Si on ne décroche pas le poste, on devra chercher à renforcer sa confiance. « Il ne faut pas jouer à l’autruche en essayant de tout oublier. On doit au contraire se demander ce qui nous a satisfait et ce qui nous a déplu, avec l’idée de faire mieux la prochaine fois. Et en parler. Si c’est le cas, admettre qu’on a trouvé ça difficile. Ça peut susciter des encouragements. L’aide de son entourage s’avère précieuse dans ces moments ».

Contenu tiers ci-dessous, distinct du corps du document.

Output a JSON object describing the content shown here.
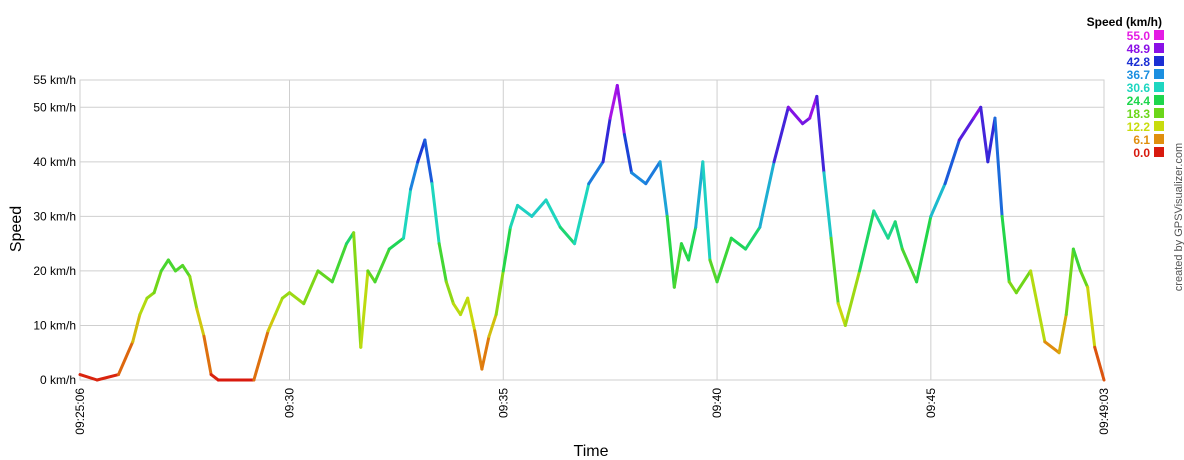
{
  "chart_data": {
    "type": "line",
    "xlabel": "Time",
    "ylabel": "Speed",
    "x_start": "09:25:06",
    "x_end": "09:49:03",
    "x_ticks": [
      "09:25:06",
      "09:30",
      "09:35",
      "09:40",
      "09:45",
      "09:49:03"
    ],
    "y_ticks": [
      "0 km/h",
      "10 km/h",
      "20 km/h",
      "30 km/h",
      "40 km/h",
      "50 km/h",
      "55 km/h"
    ],
    "ylim": [
      0,
      55
    ],
    "y_unit": "km/h",
    "grid": true,
    "legend": {
      "title": "Speed (km/h)",
      "placement": "top-right",
      "entries": [
        {
          "label": "55.0",
          "color": "#e41ce4"
        },
        {
          "label": "48.9",
          "color": "#8a10e6"
        },
        {
          "label": "42.8",
          "color": "#1b2fd4"
        },
        {
          "label": "36.7",
          "color": "#1c8fe0"
        },
        {
          "label": "30.6",
          "color": "#1ed6c0"
        },
        {
          "label": "24.4",
          "color": "#1ed64c"
        },
        {
          "label": "18.3",
          "color": "#6bd61a"
        },
        {
          "label": "12.2",
          "color": "#c8dc0e"
        },
        {
          "label": "6.1",
          "color": "#e08f0e"
        },
        {
          "label": "0.0",
          "color": "#d81a0e"
        }
      ]
    },
    "credit": "created by GPSVisualizer.com",
    "series": [
      {
        "x": [
          "09:25:06",
          "09:25:30",
          "09:26:00",
          "09:26:20",
          "09:26:30",
          "09:26:40",
          "09:26:50",
          "09:27:00",
          "09:27:10",
          "09:27:20",
          "09:27:30",
          "09:27:40",
          "09:27:50",
          "09:28:00",
          "09:28:10",
          "09:28:20",
          "09:28:30",
          "09:28:50",
          "09:29:10",
          "09:29:30",
          "09:29:40",
          "09:29:50",
          "09:30:00",
          "09:30:20",
          "09:30:40",
          "09:31:00",
          "09:31:20",
          "09:31:30",
          "09:31:40",
          "09:31:50",
          "09:32:00",
          "09:32:20",
          "09:32:40",
          "09:32:50",
          "09:33:00",
          "09:33:10",
          "09:33:20",
          "09:33:30",
          "09:33:40",
          "09:33:50",
          "09:34:00",
          "09:34:10",
          "09:34:20",
          "09:34:30",
          "09:34:40",
          "09:34:50",
          "09:35:00",
          "09:35:10",
          "09:35:20",
          "09:35:40",
          "09:36:00",
          "09:36:20",
          "09:36:40",
          "09:37:00",
          "09:37:20",
          "09:37:30",
          "09:37:40",
          "09:37:50",
          "09:38:00",
          "09:38:20",
          "09:38:40",
          "09:38:50",
          "09:39:00",
          "09:39:10",
          "09:39:20",
          "09:39:30",
          "09:39:40",
          "09:39:50",
          "09:40:00",
          "09:40:20",
          "09:40:40",
          "09:41:00",
          "09:41:20",
          "09:41:40",
          "09:42:00",
          "09:42:10",
          "09:42:20",
          "09:42:30",
          "09:42:40",
          "09:42:50",
          "09:43:00",
          "09:43:20",
          "09:43:40",
          "09:44:00",
          "09:44:10",
          "09:44:20",
          "09:44:40",
          "09:45:00",
          "09:45:20",
          "09:45:40",
          "09:46:00",
          "09:46:10",
          "09:46:20",
          "09:46:30",
          "09:46:40",
          "09:46:50",
          "09:47:00",
          "09:47:20",
          "09:47:40",
          "09:48:00",
          "09:48:10",
          "09:48:20",
          "09:48:30",
          "09:48:40",
          "09:48:50",
          "09:49:03"
        ],
        "y": [
          1,
          0,
          1,
          7,
          12,
          15,
          16,
          20,
          22,
          20,
          21,
          19,
          13,
          8,
          1,
          0,
          0,
          0,
          0,
          9,
          12,
          15,
          16,
          14,
          20,
          18,
          25,
          27,
          6,
          20,
          18,
          24,
          26,
          35,
          40,
          44,
          36,
          25,
          18,
          14,
          12,
          15,
          9,
          2,
          8,
          12,
          20,
          28,
          32,
          30,
          33,
          28,
          25,
          36,
          40,
          48,
          54,
          45,
          38,
          36,
          40,
          30,
          17,
          25,
          22,
          28,
          40,
          22,
          18,
          26,
          24,
          28,
          40,
          50,
          47,
          48,
          52,
          38,
          26,
          14,
          10,
          20,
          31,
          26,
          29,
          24,
          18,
          30,
          36,
          44,
          48,
          50,
          40,
          48,
          30,
          18,
          16,
          20,
          7,
          5,
          12,
          24,
          20,
          17,
          6,
          0
        ]
      }
    ]
  }
}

Nathalie Fortin suggère aussi de rappeler l’employeur et de lui demander des conseils pour s’améliorer en entrevue. D’après elle, la plupart des employeurs acceptent de répondre à une requête ainsi formulée. Et il importe de ne pas se décourager. Selon les données compilées par certains clubs de recherche d’emploi, cinq bonnes entrevues aboutissent à un emploi.